So this is kind of weird but I'm new to Python and I'm committed to seeing my first project with Python through to the end.
So I am reading about 100 .xlsx files in from a file path. I then trim each file and send only the important information to a list, as an individual and unique dataframe. So now I have a list of 100 unique dataframes, but iterating through the list and writing to excel just overwrites the data in the file. I want to append the end of the .xlsx file. The biggest catch to all of this is, I can only use Excel 2010, I do not have any other version of the application. So the openpyxl library seems to have some interesting stuff, I've tried something like this:
from openpyxl.utils.dataframe import dataframe_to_rows
wb = load_workbook(outfile_path)
ws = wb.active
for frame in main_df_list:
for r in dataframe_to_rows(frame, index = True, header = True):
ws.append(r)
Note: In another post I was told it's not best practice to read dataframes line by line using loops, but when I started I didn't know that. I am however committed to this monstrosity.
Edit after reading Comments
So my code scrapes .xlsx files and stores specific data based on a keyword comparison into dataframes. These dataframes are stored in a list, I will list the entirety of the program below so hopefully I can explain what's in my head. Also, feel free to roast my code because I have no idea what is actual good python practices vs. not.
import os
import pandas as pd
from openpyxl import load_workbook
#the file path I want to pull from
in_path = r'W:\R1_Manufacturing\Parts List Project\Tool_scraping\Excel'
#the file path where row search items are stored
search_parameters = r'W:\R1_Manufacturing\Parts List Project\search_params.xlsx'
#the file I will write the dataframes to
outfile_path = r'W:\R1_Manufacturing\Parts List Project\xlsx_reader.xlsx'
#establishing my list that I will store looped data into
file_list = []
main_df = []
master_list = []
#open the file path to store the directory in files
files = os.listdir(in_path)
#database with terms that I want to track
search = pd.read_excel(search_parameters)

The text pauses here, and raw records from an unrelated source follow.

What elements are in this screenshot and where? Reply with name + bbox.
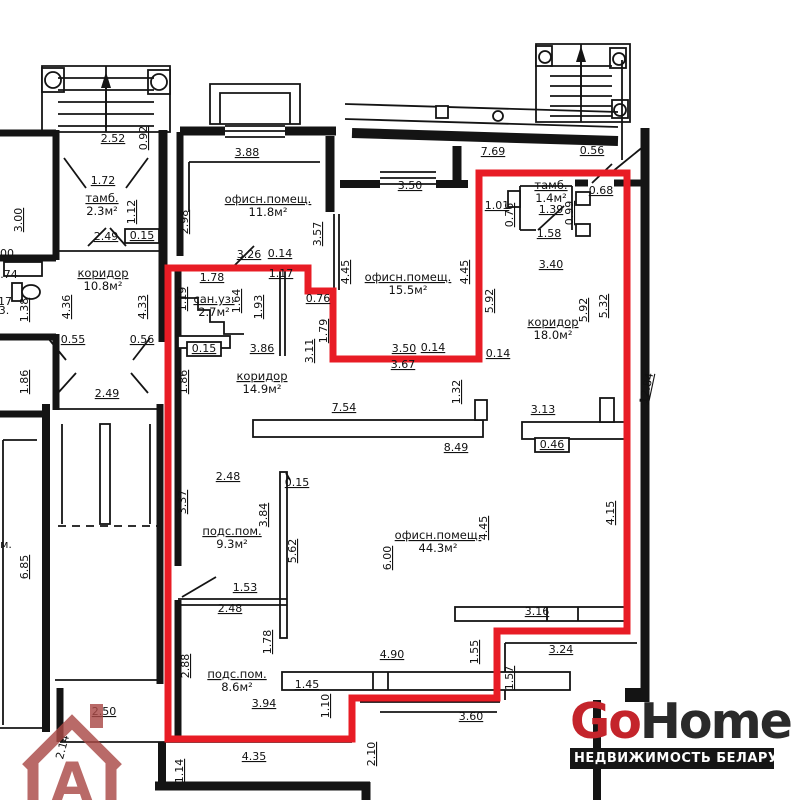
room-name: офисн.помещ. [395, 528, 482, 542]
logo-go: Go [570, 693, 640, 750]
dimension-label: 0.15 [130, 229, 155, 242]
room-name: тамб. [534, 178, 567, 192]
dimension-label: м. [0, 538, 12, 551]
room-area: 8.6м² [221, 680, 253, 694]
dimension-label: 2.88 [179, 654, 192, 679]
room-area: 11.8м² [249, 205, 288, 219]
column-circle [613, 53, 625, 65]
window [225, 126, 285, 137]
dimension-label: 1.58 [537, 227, 562, 240]
dimension-label: 3.40 [539, 258, 564, 271]
dimension-label: 0.76 [306, 292, 331, 305]
room-area: 15.5м² [389, 283, 428, 297]
dimension-label: 4.45 [458, 260, 471, 285]
watermark-house-icon: A [26, 704, 118, 800]
dimension-label: 1.55 [468, 640, 481, 665]
dimension-label: 3.60 [459, 710, 484, 723]
dimension-label: 1.14 [173, 759, 186, 784]
room-name: коридор [236, 369, 287, 383]
room-name: коридор [77, 266, 128, 280]
gohome-tagline: НЕДВИЖИМОСТЬ БЕЛАРУСИ [570, 748, 774, 769]
dimension-label: 2.98 [178, 210, 191, 235]
dimension-label: 0.15 [285, 476, 310, 489]
floor-plan-drawing: 2.520.921.721.122.490.153.003.882.983.57… [0, 0, 808, 800]
dimension-label: 7.54 [332, 401, 357, 414]
room-name: коридор [527, 315, 578, 329]
dimension-label: 2.10 [365, 742, 378, 767]
dimension-label: 5.92 [577, 298, 590, 323]
dimension-label: 0.56 [130, 333, 155, 346]
dimension-label: 3.00 [12, 208, 25, 233]
dimension-label: 2.49 [95, 387, 120, 400]
room-area: 14.9м² [243, 382, 282, 396]
dimension-label: 5.92 [483, 289, 496, 314]
dimension-label: 2.48 [218, 602, 243, 615]
dimension-label: 6.00 [381, 546, 394, 571]
room-area: 2.7м² [198, 305, 230, 319]
room-area: 9.3м² [216, 537, 248, 551]
column-circle [614, 104, 626, 116]
dimension-label: 7.69 [481, 145, 506, 158]
stair-direction-arrow [101, 72, 111, 88]
dimension-label: 1.53 [233, 581, 258, 594]
dimension-label: 1.19 [176, 287, 189, 312]
logo-home: Home [640, 693, 791, 750]
dimension-label: 4.33 [136, 295, 149, 320]
balcony [210, 84, 300, 124]
dimension-label: 6.85 [18, 555, 31, 580]
dimension-label: 1.10 [319, 694, 332, 719]
dimension-label: 3.16 [525, 605, 550, 618]
room-area: 2.3м² [86, 204, 118, 218]
dimension-label: 2.52 [101, 132, 126, 145]
dimension-label: 1.78 [261, 630, 274, 655]
dimension-label: 3.11 [303, 339, 316, 364]
dimension-label: 4.90 [380, 648, 405, 661]
dimension-label: 1.45 [295, 678, 320, 691]
stair-direction-arrow [576, 46, 586, 62]
dimension-label: 3.13 [531, 403, 556, 416]
room-name: подс.пом. [202, 524, 261, 538]
dimension-label: 3.94 [252, 697, 277, 710]
room-name: сан.уз. [193, 292, 234, 306]
dimension-label: 1.93 [252, 295, 265, 320]
dimension-label: 4.15 [604, 501, 617, 526]
dimension-label: 1.12 [125, 200, 138, 225]
dimension-label: 4.45 [339, 260, 352, 285]
dimension-label: 1.86 [18, 370, 31, 395]
room-name: тамб. [85, 191, 118, 205]
dimension-label: 2.49 [94, 230, 119, 243]
dimension-label: 1.32 [450, 380, 463, 405]
dimension-label: 0.14 [486, 347, 511, 360]
dimension-label: 3.37 [176, 490, 189, 515]
dimension-label: 3.67 [391, 358, 416, 371]
dimension-label: 1.38 [18, 298, 31, 323]
dimension-label: 3.50 [398, 179, 423, 192]
dimension-label: 8.49 [444, 441, 469, 454]
dimension-label: 3.50 [392, 342, 417, 355]
dimension-label: 12.84 [637, 372, 656, 406]
column-circle [45, 72, 61, 88]
room-area: 44.3м² [419, 541, 458, 555]
floor-plan-canvas: 2.520.921.721.122.490.153.003.882.983.57… [0, 0, 808, 800]
dimension-label: 1.17 [269, 267, 294, 280]
dimension-label: 4.36 [60, 295, 73, 320]
dimension-label: 4.35 [242, 750, 267, 763]
dimension-label: 3.26 [237, 248, 262, 261]
dimension-label: .74 [0, 268, 18, 281]
dimension-label: 1.57 [503, 666, 516, 691]
dimension-label: 0.56 [580, 144, 605, 157]
dimension-label: 2.48 [216, 470, 241, 483]
room-name: подс.пом. [207, 667, 266, 681]
dimension-label: 0.76 [503, 203, 516, 228]
dimension-label: 1.78 [200, 271, 225, 284]
room-name: офисн.помещ. [225, 192, 312, 206]
dimension-label: 0.14 [421, 341, 446, 354]
gohome-logo-text: GoHome [570, 696, 774, 747]
dimension-label: 0.92 [137, 126, 150, 151]
dimension-label: 1.72 [91, 174, 116, 187]
dimension-label: 5.32 [597, 294, 610, 319]
dimension-label: 3. [0, 304, 9, 317]
dimension-label: 3.24 [549, 643, 574, 656]
dimension-label: 3.88 [235, 146, 260, 159]
room-name: офисн.помещ. [365, 270, 452, 284]
dimension-label: 00 [0, 247, 14, 260]
dimension-label: 3.86 [250, 342, 275, 355]
pier-wall [253, 420, 483, 437]
pier-wall [522, 422, 625, 439]
toilet-bowl [22, 285, 40, 299]
dimension-label: 0.68 [589, 184, 614, 197]
dimension-label: 5.62 [286, 539, 299, 564]
room-area: 1.4м² [535, 191, 567, 205]
room-area: 18.0м² [534, 328, 573, 342]
dimension-label: 0.14 [268, 247, 293, 260]
room-area: 10.8м² [84, 279, 123, 293]
dimension-label: 1.86 [177, 370, 190, 395]
watermark-letter: A [51, 751, 93, 800]
dimension-label: 0.55 [61, 333, 86, 346]
column-circle [151, 74, 167, 90]
dimension-label: 3.57 [311, 222, 324, 247]
column-circle [539, 51, 551, 63]
gohome-logo: GoHome НЕДВИЖИМОСТЬ БЕЛАРУСИ [570, 696, 774, 769]
dimension-label: 1.79 [317, 319, 330, 344]
dimension-label: 0.15 [192, 342, 217, 355]
dimension-label: 0.46 [540, 438, 565, 451]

search_size = search.index
#searching only for files that end with .xlsx
for file in files:
if file.endswith('.xlsx'):
file_list.append(in_path + '/' + file)
#read in the files to a dataframe, main loop the files will be maninpulated in
for current_file in file_list:
df = pd.read_excel(current_file)
#get columns headers and a range for total rows
columns = df.columns
total_rows = df.index
#adding to store where headers are stored in DF
row_list = []
column_list = []
header_list = []
for name in columns:
for number in total_rows:
cell = df.at[number, name]
if isinstance(cell, str) == False:
continue
elif cell == '':
continue
for place in search_size:
search_loop = search.at[place, 'Parameters']

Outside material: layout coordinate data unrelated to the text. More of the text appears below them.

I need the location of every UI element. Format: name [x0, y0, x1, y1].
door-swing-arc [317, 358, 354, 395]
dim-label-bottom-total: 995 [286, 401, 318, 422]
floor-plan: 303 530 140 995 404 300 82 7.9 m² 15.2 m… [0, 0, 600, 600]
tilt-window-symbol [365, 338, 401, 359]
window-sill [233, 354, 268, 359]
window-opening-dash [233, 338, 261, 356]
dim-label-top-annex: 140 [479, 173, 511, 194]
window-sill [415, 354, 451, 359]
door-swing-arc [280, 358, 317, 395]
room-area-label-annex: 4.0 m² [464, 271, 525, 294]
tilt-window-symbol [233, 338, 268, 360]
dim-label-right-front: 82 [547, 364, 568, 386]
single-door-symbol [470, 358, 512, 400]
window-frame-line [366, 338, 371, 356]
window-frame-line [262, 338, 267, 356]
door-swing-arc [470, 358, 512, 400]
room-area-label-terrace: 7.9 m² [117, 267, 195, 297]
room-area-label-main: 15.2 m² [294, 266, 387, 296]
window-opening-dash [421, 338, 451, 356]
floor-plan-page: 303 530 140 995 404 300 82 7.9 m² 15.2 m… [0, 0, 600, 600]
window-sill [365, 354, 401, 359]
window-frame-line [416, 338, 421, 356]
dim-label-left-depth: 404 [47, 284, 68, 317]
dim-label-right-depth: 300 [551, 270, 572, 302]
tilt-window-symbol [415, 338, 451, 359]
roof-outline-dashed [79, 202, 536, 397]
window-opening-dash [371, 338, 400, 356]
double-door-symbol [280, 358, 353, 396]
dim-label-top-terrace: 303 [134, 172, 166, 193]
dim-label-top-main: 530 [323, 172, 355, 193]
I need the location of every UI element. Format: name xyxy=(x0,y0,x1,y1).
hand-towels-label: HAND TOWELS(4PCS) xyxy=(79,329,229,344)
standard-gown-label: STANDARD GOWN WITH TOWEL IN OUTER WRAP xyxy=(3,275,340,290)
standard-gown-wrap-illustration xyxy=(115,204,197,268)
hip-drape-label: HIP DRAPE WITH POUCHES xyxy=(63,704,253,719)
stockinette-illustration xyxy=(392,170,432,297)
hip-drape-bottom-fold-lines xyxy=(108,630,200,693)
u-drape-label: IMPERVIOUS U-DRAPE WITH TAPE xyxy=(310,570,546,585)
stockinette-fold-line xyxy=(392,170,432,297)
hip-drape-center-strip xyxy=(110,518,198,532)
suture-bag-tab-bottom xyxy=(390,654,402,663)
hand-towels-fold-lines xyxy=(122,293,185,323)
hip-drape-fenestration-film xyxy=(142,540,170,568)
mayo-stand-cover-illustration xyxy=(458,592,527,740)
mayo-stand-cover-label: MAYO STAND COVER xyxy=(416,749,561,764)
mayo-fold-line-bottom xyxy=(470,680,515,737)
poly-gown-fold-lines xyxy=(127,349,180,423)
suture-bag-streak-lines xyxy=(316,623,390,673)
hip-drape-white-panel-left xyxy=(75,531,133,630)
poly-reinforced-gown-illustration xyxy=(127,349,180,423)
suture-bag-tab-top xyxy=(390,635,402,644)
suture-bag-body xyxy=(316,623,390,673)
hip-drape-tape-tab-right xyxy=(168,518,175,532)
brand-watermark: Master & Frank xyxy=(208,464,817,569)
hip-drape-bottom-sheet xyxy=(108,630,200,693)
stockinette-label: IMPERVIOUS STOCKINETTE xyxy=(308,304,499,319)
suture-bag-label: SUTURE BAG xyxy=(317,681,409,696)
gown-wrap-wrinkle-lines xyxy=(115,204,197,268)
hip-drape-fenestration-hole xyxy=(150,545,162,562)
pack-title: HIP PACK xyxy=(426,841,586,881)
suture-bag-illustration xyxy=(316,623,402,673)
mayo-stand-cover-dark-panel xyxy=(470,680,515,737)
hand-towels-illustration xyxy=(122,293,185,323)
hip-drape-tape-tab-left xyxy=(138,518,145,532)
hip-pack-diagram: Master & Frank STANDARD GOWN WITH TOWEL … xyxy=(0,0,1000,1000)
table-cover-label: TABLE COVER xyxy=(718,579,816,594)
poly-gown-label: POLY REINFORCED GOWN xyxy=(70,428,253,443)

#main compare, if str and matches search params, then do...
if insensitive_compare(search_loop, cell) == True:
if cell not in header_list:
header_list.append(df.at[number, name]) #store data headers
row_list.append(number) #store row number where it is in that data frame
column_list.append(name) #store column number where it is in that data frame
else:
continue
else:
continue
for thing in column_list:
df = pd.concat([df, pd.DataFrame(0, columns=[thing], index = range(2))], ignore_index = True)
#turns the dataframe into a set of booleans where its true if
#theres something there
na_finder = df.notna()
#create a new dataframe to write the output to
outdf = pd.DataFrame(columns = header_list)

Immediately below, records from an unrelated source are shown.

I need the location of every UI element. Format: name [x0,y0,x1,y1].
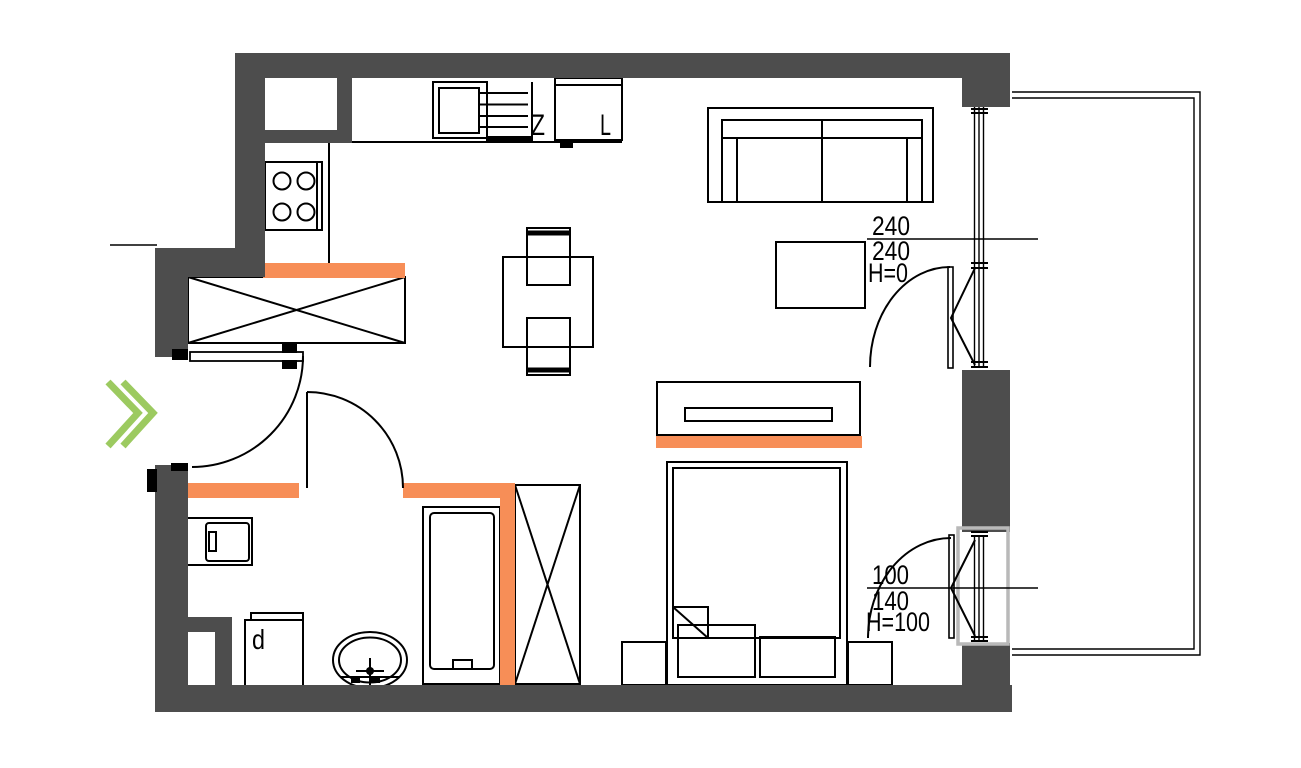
floor-plan-svg: Z L [0,0,1301,768]
entry-door-jamb [172,349,188,360]
wall-left-bar [155,248,265,277]
dim-bedroom-window-sill: H=100 [866,607,930,637]
sofa-cushions [722,120,922,202]
bed [667,462,847,685]
living-room [503,108,933,375]
wall-kitchen-left [235,53,265,250]
sofa [708,108,933,202]
entry-door-leaf [190,352,303,361]
fridge-label: L [600,109,611,142]
wall-niche-bottom [265,130,352,143]
wall-duct-column [215,632,232,685]
sink-basin [439,88,479,133]
sofa-frame [708,108,933,202]
washbasin [187,518,252,565]
fridge: L [555,78,622,148]
accent-wall-headboard [656,436,862,448]
bench-left [622,642,666,685]
wall-top [235,53,962,78]
bench-right [848,642,892,685]
bathroom: d [187,485,580,688]
accent-walls [187,263,862,685]
toilet-drain [366,667,374,675]
shower-drain [453,660,472,669]
wall-duct-bar [187,617,232,632]
stove-body [265,162,322,230]
dining-set [503,228,593,375]
mattress [673,468,840,638]
balcony-outline-outer [1012,92,1200,655]
wall-left-lower [155,465,188,712]
cabinet-d-lid [251,613,303,620]
bed-frame [667,462,847,685]
floor-plan: Z L [0,0,1301,768]
burner [274,204,291,221]
accent-wall-kitchen [263,263,405,278]
balcony [1012,92,1200,655]
bed-foot-right [760,637,835,677]
wardrobe-crossed [515,485,580,684]
washbasin-tap [209,532,216,551]
shower-tray [430,513,494,669]
wall-bottom [155,685,1012,712]
washbasin-counter [187,518,252,565]
shower-outer [423,507,500,684]
bathroom-door-swing-arc [307,392,403,488]
dining-table [503,257,593,347]
fridge-body [555,78,622,140]
cabinet-d-label: d [252,624,265,655]
wall-right-bottom-post [962,643,1010,712]
entry-door-swing-arc [192,356,303,467]
toilet-mark [351,677,360,683]
balcony-outline-inner [1012,98,1194,649]
kitchen-sink: Z [433,82,545,142]
fridge-tick [560,143,573,148]
washbasin-bowl [206,523,249,561]
bathroom-cabinet: d [245,613,303,687]
accent-wall-bath-vertical [500,497,515,685]
side-table [776,242,865,308]
stove [265,162,322,230]
wall-niche-right [337,78,352,130]
burner [298,204,315,221]
bedroom [622,382,892,685]
wall-left-upper [155,277,188,357]
tv-shelf [657,382,860,435]
burner [274,173,291,190]
balcony-door-open-symbol [951,268,975,365]
entry-direction-icon [108,382,153,446]
kitchen-cabinet-crossed [188,277,405,343]
accent-wall-bath-right [403,483,515,498]
entry-door-stop [282,360,297,369]
shower [423,507,500,684]
wall-corner-post-top [962,53,1010,107]
sink-label: Z [531,109,545,142]
burner [298,173,315,190]
wall-right-mid [962,370,1010,532]
bed-foot-left [678,625,755,677]
tv-shelf-inner [685,408,832,421]
doors [147,344,403,492]
toilet-mark [371,677,380,683]
toilet [333,632,407,688]
accent-wall-bath-left [187,483,299,498]
entry-door-jamb [147,469,157,492]
entry-door-stop [282,344,297,353]
drainer-edge [487,136,532,141]
entry-door-jamb [171,463,188,471]
dim-balcony-door-sill: H=0 [868,258,908,288]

for i in range(len(row_list)):
k = 0
while na_finder.at[row_list[i] + k, column_list[i]] == True:
#I turn the dataframe into booleans and read until False
if(df.at[row_list[i] + k, column_list[i]] not in header_list):
#Store actual dataframe into my output dataframe, outdf
outdf.at[k, header_list[i]] = df.at[row_list[i] + k, column_list[i]]
k += 1
main_df.append(outdf)
So main_df is a list that has 100+ dataframes in it. For this example I will only use 2 of them. I would like them to print out into excel like:
So the comment from Ashish really helped me, all of the dataframes had different column titles so my 100+ dataframes eventually concat'd to a dataframe that is 569X52. Here is the code that I used, I completely abandoned openpyxl because once I was able to concat all of the dataframes together, I just had to export it using pandas:
# what I want to do here is grab all the data in the same column as each
# header, then move to the next column
for i in range(len(row_list)):
k = 0
while na_finder.at[row_list[i] + k, column_list[i]] == True:
if(df.at[row_list[i] + k, column_list[i]] not in header_list):
outdf.at[k, header_list[i]] = df.at[row_list[i] + k, column_list[i]]
k += 1
main_df.append(outdf)
to_xlsx_df = pd.DataFrame()
for frame in main_df:
to_xlsx_df = pd.concat([to_xlsx_df, frame])
to_xlsx_df.to_excel(outfile_path)
The output to excel ended up looking something like this:
Hopefully this can help someone else out too.